Les alguazils et les familiers du saint-office se rangèrent respectueusement en apercevant le carrosse aux armes du roi et le cortége de Luis Alliaga. Celui-ci vit alors derrière les hommes vêtus de noir une trentaine de malheureux, pâles, amaigris, presque sans vêtement et enchaînés deux à deux.

— Qu’est-ce, monsieur l’alguazil ? demanda Piquillo au chef de la troupe.

— Des Maures que nous dirigeons sur Valence ; des Maures de l’Aragon et des deux Castilles qui sont en retard. Mais, que voulez-vous, mon révérend, on ne peut pas tout faire à la fois.
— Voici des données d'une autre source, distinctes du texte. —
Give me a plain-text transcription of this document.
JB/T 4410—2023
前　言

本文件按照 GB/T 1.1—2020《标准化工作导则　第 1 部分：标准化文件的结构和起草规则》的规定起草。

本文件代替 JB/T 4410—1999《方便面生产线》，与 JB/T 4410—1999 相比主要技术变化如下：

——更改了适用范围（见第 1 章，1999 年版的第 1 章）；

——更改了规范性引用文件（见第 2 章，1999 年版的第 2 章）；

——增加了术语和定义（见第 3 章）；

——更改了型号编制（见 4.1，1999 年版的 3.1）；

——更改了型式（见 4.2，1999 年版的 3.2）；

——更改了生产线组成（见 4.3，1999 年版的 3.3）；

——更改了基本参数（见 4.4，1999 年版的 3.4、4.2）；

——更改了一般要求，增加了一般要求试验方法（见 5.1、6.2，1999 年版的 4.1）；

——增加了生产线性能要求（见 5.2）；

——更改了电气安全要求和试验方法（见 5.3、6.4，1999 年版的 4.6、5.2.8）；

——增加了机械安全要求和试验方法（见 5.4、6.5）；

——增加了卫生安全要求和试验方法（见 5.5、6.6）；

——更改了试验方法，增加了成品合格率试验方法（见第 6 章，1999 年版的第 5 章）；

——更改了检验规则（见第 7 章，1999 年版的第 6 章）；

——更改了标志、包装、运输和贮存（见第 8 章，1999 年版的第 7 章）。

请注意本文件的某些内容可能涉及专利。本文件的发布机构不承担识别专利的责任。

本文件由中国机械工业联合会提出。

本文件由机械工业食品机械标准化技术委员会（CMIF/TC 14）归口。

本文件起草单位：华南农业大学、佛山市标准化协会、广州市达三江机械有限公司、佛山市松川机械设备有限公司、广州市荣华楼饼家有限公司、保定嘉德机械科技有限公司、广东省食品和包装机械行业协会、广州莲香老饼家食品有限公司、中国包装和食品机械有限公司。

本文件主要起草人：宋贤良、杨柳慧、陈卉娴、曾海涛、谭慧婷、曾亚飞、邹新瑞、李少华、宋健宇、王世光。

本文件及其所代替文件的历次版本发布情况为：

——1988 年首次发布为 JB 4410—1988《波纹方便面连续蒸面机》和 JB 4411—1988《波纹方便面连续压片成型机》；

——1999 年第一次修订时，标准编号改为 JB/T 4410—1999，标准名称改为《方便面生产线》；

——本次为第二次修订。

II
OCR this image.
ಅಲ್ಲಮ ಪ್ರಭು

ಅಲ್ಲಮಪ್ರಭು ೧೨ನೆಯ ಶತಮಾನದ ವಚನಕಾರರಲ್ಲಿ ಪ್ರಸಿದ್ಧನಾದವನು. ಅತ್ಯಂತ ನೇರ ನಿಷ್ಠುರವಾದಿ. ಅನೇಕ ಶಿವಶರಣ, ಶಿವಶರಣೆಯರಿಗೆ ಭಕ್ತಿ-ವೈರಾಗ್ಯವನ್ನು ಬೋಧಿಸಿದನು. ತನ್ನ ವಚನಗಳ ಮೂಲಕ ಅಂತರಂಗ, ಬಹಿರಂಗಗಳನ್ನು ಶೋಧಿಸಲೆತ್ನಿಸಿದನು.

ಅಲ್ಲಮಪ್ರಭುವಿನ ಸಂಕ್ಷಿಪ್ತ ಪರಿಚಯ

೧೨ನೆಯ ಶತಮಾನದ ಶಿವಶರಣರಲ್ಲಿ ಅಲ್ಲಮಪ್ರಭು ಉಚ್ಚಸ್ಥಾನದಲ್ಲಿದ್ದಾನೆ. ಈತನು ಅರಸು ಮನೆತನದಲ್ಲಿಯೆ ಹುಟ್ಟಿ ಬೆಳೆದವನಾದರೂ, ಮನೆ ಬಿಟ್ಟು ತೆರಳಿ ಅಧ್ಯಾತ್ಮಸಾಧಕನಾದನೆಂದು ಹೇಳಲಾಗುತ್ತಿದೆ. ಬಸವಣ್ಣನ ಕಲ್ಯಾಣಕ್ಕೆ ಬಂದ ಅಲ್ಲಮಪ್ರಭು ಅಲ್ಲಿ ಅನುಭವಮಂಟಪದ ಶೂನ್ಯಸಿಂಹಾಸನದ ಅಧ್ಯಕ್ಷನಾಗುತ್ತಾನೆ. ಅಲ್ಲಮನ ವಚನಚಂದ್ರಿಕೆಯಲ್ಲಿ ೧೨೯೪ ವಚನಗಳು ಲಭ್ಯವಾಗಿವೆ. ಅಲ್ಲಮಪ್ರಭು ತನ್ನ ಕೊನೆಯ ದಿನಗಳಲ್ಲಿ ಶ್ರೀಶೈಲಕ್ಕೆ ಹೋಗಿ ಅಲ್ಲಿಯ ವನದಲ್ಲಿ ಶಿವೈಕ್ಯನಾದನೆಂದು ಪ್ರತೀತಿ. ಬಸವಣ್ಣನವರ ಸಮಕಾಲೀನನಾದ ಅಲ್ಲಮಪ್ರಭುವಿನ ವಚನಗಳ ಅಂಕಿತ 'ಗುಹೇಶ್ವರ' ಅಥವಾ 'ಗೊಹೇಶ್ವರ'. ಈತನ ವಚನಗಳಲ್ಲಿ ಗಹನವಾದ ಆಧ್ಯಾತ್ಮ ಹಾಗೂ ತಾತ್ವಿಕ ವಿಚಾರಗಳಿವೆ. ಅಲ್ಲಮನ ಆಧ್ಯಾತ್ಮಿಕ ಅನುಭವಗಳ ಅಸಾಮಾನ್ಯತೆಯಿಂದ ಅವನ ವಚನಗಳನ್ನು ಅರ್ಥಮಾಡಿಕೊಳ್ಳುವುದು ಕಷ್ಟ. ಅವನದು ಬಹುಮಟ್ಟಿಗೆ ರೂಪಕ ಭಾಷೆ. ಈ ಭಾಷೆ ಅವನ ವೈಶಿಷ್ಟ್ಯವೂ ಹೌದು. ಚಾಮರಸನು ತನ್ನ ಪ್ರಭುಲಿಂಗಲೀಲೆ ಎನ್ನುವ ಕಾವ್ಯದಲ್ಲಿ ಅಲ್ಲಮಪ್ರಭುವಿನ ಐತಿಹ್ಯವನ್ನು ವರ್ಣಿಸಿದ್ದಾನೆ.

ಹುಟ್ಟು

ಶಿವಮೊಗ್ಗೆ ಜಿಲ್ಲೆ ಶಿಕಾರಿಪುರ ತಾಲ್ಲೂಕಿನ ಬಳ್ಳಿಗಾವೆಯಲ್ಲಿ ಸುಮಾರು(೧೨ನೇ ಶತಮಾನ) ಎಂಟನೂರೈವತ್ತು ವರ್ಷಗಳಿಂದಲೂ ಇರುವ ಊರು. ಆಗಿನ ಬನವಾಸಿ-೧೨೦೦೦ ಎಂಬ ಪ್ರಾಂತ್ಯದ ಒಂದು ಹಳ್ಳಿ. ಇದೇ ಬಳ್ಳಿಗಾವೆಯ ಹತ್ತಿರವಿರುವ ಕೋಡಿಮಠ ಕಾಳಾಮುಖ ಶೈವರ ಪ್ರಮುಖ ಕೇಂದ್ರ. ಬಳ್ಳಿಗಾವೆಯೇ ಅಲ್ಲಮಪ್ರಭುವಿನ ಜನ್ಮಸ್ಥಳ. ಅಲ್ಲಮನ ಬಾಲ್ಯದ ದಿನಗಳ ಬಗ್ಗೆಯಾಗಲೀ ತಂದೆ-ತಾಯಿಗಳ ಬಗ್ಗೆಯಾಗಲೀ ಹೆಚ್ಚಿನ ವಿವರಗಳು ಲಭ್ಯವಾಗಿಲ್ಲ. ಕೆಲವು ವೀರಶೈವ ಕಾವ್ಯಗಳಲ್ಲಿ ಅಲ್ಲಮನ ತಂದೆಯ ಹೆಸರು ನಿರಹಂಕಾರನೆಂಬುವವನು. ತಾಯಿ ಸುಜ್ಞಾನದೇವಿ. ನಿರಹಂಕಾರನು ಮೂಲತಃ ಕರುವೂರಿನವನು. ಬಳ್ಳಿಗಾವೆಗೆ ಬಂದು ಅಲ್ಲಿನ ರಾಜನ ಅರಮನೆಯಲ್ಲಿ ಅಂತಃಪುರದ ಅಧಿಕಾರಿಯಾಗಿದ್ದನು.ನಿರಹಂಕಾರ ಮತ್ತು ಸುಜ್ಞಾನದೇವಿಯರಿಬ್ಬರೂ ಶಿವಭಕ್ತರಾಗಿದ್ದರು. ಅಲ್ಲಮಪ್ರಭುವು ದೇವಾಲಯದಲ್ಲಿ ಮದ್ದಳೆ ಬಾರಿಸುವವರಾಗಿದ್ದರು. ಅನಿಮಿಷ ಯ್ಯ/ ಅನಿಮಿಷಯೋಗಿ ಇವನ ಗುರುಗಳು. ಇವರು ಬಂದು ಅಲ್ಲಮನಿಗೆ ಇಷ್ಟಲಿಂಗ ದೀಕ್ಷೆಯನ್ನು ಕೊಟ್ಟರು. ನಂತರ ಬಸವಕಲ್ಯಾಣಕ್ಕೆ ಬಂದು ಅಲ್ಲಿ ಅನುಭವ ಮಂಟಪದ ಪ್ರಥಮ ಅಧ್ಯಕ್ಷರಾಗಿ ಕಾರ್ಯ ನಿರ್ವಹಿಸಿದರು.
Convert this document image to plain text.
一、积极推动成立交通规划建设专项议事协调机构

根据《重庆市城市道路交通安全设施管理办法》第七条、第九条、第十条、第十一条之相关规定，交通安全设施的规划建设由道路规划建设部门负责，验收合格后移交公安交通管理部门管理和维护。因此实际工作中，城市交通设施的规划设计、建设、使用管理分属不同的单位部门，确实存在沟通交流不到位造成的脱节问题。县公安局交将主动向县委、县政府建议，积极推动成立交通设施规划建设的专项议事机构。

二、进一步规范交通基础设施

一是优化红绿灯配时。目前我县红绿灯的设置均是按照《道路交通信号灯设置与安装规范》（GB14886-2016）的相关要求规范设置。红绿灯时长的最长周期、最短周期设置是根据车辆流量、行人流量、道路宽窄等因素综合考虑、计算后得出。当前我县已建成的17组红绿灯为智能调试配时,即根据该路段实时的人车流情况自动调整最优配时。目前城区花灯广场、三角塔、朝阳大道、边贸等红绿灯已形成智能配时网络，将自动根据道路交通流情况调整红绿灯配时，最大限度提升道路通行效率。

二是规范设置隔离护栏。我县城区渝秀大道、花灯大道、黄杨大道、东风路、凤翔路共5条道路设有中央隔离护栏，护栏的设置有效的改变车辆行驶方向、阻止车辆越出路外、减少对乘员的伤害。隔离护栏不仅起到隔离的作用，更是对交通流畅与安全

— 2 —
Il y en avait tant de ces hérétiques ! on en trouve de tous les côtés, et il faudra encore bien des mois avant que l’ordonnance de Sa Majesté soit entièrement exécutée.

— Mais l’ordonnance du roi ne dit pas qu’ils seront, ainsi que des malfaiteurs, trainés et enchainés deux à eux.

— C’est vrai, mon révérend, mais c’est plus commode.

— Pour eux ?

— Non, pour nous ; ils sont ainsi plus faciles à garder.

— Le roi n’entend pas non plus qu’ils soient ainsi presque nus. On les a donc dépouillés de leurs vêtements ?

— Pour voir, mon révérend, s’ils ne cachaient point sur eux de l’or ou des bijoux ; mais c’est une horreur ! ces Maures, qu’on disait si riches, n’ont rien, pas un maravédis !

— C’est tout simple, l’édit ne leur a-t-il point défendu, sous peine de mort, de rien emporter avec eux ?

— Oui, monseigneur, mais ces mécréants sont si obstinés, si endurcis, qu’ils ont caché ou enfoui tous leurs trésors ; on n’a trouvé presque rien, et ça sera perdu pour tout le monde.

— Ah ! dit Piquillo en lui-même, le duc de Lerma et Sandoval n’avaient pas pensé à cela.

Il fit ouvrir la portière de la voiture et descendit.